MINDSET principals offer invaluable expertise for CNS clinical trials, especially when there is an interest in neurobiological pre-stratification of patients, identification of biomarkers for tracking disease progression, and/or identification of baseline multivariate profiles that can be used on a subject-by-subject basis to predict responsivity to neuroactive compounds. Using different imaging modalities and their unique state of the art image analysis capabilities MINDSET can detect drug effects and mechanisms that would be missed in traditional clinical trial paradigms.
MINDSET principals have been developing differential diagnostic strategies based of novel processing and analysis methods for brain imaging data for the past decade. Most of this work has focused on diagnosis of psychiatric and neurodegenerative diseases using functional, structural, and diffusion weighted MRI data, but the developed methods are fully translatable to the evaluation of other types of imaging data (e.g. positron emission tomography (PET) data ).

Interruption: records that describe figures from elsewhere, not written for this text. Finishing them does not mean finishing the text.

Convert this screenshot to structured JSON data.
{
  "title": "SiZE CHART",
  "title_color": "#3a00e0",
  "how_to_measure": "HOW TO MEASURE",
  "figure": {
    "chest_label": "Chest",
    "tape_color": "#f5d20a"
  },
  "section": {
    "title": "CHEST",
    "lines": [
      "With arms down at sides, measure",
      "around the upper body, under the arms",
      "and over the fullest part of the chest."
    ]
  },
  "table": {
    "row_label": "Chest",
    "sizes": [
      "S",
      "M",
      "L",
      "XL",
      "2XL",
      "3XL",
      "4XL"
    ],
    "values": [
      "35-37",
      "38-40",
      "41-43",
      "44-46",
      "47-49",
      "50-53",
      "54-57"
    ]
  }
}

Much of our research strategy is based on independent component analysis (ICA) methods used in combination with Bayesian classification methods and/or machine vector learning strategies. These methods can help to reveal hidden patterns in imaging data that strongly correlate with clinical and/or diagnostic metrics. A special strength of the ICA approach is that it provides a means for integrating data across multiple modalities. PET data, in conjunction with behavioral, genetic, or other imaging data (e.g., MRI or fMRI) can all be integrated in the development of diagnostic discriminants. Another important aspect is the "data driven" nature of the approach. ICA can look for critical hidden patterns in the data, in the absence of a priori expectations on what information is critical to distinguishing diagnostic groups. The actual data drive the analysis process, not hypotheses which have the potential to be incorrect.
For example, an important challenge in clinical psychiatry is differentiation of patients with bipolar disorder with psychotic features from patients with schizophrenia. In many cases, it will take a clinician six months or more to make a definitive diagnosis, a troubling situation since treatment paths for the two conditions are substantively different. Recently MINDSET principals have demonstrated that an ICA-based analysis of fMRI resting-state dataset is sufficient for differential diagnosis of bipolar disorder and schizophrenia with greater than 90% sensitivity and specificity.
Citations to selected publications are listed below:
Arribas JI, Calhoun VD, Adali T. Automatic Bayesian classification of healthy controls, bipolar disorder, and schizophrenia using intrinsic connectivity maps from FMRI data. IEEE Trans Biomed Eng. 2010 Dec;57(12):2850-60. Epub 2010 Sep 27.
Calhoun VD, Maciejewski PK, Pearlson GD, Kiehl KA. Temporal lobe and "default" hemodynamic brain modes discriminate between schizophrenia and bipolar disorder. Hum Brain Mapp. 2008 Nov;29(11):1265-75.
Calhoun VD, Sui J, Kiehl K, Turner J, Allen E, Pearlson G. Exploring the psychosis functional connectome: aberrant intrinsic networks in schizophrenia and bipolar disorder. Front Psychiatry. 2011;2:75. Epub 2012 Jan 10.
Celone KA, Calhoun VD, Dickerson B, Atri A, Chua E, Miller S, DePeau K, Rentz D, Selkoe D, Albert MS, and Sperling RA, Alterations in Memory Networks in Mild Cognitive Impairment and Alzheimer's Disease: An Independent Component Analysis, Journal of Neuroscience, vol. 26, pp. 10222-10231, 2006.
Meda SA, Gill A, Stevens MC, Lorenzoni RP, Glahn DC, Calhoun VD, Sweeney JA, Tamminga CA, Keshavan MS, Thaker G, Pearlson GD. Differences in resting-state functional magnetic resonance imaging functional network connectivity between schizophrenia and psychotic bipolar probands and their unaffected first-degree relatives. Biol Psychiatry. 2012 May 15;71(10):881-9.
Meda S, Narayanan B, Liu J, Perrone-Bizzozero N, Stevens M, Calhoun VD, Glahn G, Shen, L, Risacher L, Sayking A, and Pearlson GD, A large scale multivariate parallel ICA method reveals novel imaging-genetic relationships for Alzheimer's Disease in the ADNI cohort, NeuroImage, vol. 60, pp. 1608-1621, 2012.
Sui J, Pearlson G, Caprihan A, Adali T, Kiehl KA, Liu J, Yamamoto J, Calhoun VD. Discriminating schizophrenia and bipolar disorder by fusing fMRI and DTI in a multimodal CCA+ joint ICA model. Neuroimage. 2011 Aug 1;57(3):839-55. Epub 2011 May 27.
Sorg C, Riedl V, Muhlau M, Calhoun VD, Drzezga L, Forstl H, Kurz A, Zimmer C, and Wohlschlager A. Selective changes of resting-state networks in patients at high risk for Alzheimer’s disease – an example for profiling functional brain disorders, Proc Natl Acad Sci U S A, vol. 104, pp. 18760-18765, 2007.